Abstract

The increasingly complex AC/DC network as a result of the massive integration of wind farms manifests the significance of a comprehensive transient study. In this work, the wind turbine (WT) and the DC grid are modeled in detail for the electromagnetic transient (EMT) simulation to maximize its fidelity, whilst the AC grid transient stability is analyzed by dynamic simulation (DS). An interactive EMT-DS interface is thus introduced to enable their concurrency and subsequently form a co-simulation. The CPU which is dominant in system study faces a tremendous challenge in handling a great number of components albeit they exhibit homogeneity. The many-core graphics processing unit (GPU) featuring massive parallelism is therefore exploited and following the definition of an adaptive computing boundary, a flexible heterogeneous sequential-parallel processing architecture is proposed for efficient analysis of the wind-farm-integrated AC/DC grid.
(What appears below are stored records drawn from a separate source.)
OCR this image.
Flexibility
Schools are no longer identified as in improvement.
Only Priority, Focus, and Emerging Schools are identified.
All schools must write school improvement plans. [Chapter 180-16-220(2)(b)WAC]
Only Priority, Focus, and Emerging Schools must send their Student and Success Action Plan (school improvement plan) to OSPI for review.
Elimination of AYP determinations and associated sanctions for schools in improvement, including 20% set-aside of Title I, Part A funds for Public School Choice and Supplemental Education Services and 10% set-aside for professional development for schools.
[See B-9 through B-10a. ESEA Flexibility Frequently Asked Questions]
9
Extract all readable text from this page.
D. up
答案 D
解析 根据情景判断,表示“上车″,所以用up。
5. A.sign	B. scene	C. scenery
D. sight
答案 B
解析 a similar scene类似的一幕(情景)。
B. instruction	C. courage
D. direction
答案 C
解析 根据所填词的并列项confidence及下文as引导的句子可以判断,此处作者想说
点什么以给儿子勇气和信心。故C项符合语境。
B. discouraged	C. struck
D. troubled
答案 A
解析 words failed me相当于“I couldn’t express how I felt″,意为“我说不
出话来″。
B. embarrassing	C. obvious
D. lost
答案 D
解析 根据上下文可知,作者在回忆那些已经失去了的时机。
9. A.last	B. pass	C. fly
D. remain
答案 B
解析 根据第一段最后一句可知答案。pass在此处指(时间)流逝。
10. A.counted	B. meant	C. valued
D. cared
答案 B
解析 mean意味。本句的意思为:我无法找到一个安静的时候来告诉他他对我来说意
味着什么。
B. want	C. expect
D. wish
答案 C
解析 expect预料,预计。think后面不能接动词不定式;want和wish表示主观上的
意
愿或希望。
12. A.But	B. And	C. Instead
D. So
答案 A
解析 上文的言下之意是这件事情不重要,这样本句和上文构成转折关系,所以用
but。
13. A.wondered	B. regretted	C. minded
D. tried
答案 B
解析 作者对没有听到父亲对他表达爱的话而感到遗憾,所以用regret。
Topological reconfiguration of WTs is specifically carried out to reduce the numerical order whilst enhancing system homogeneity that enables the GPU to thoroughly utilize its peculiar property of single-instruction multiple-thread (SIMT) compute paradigm. Consequently, significant speedups can be attained by the proposed computing framework over pure CPU computation, while its accuracy is validated by the commercial EMT and dynamic security analysis tools PSCAD/EMTDC and DSATools, respectively.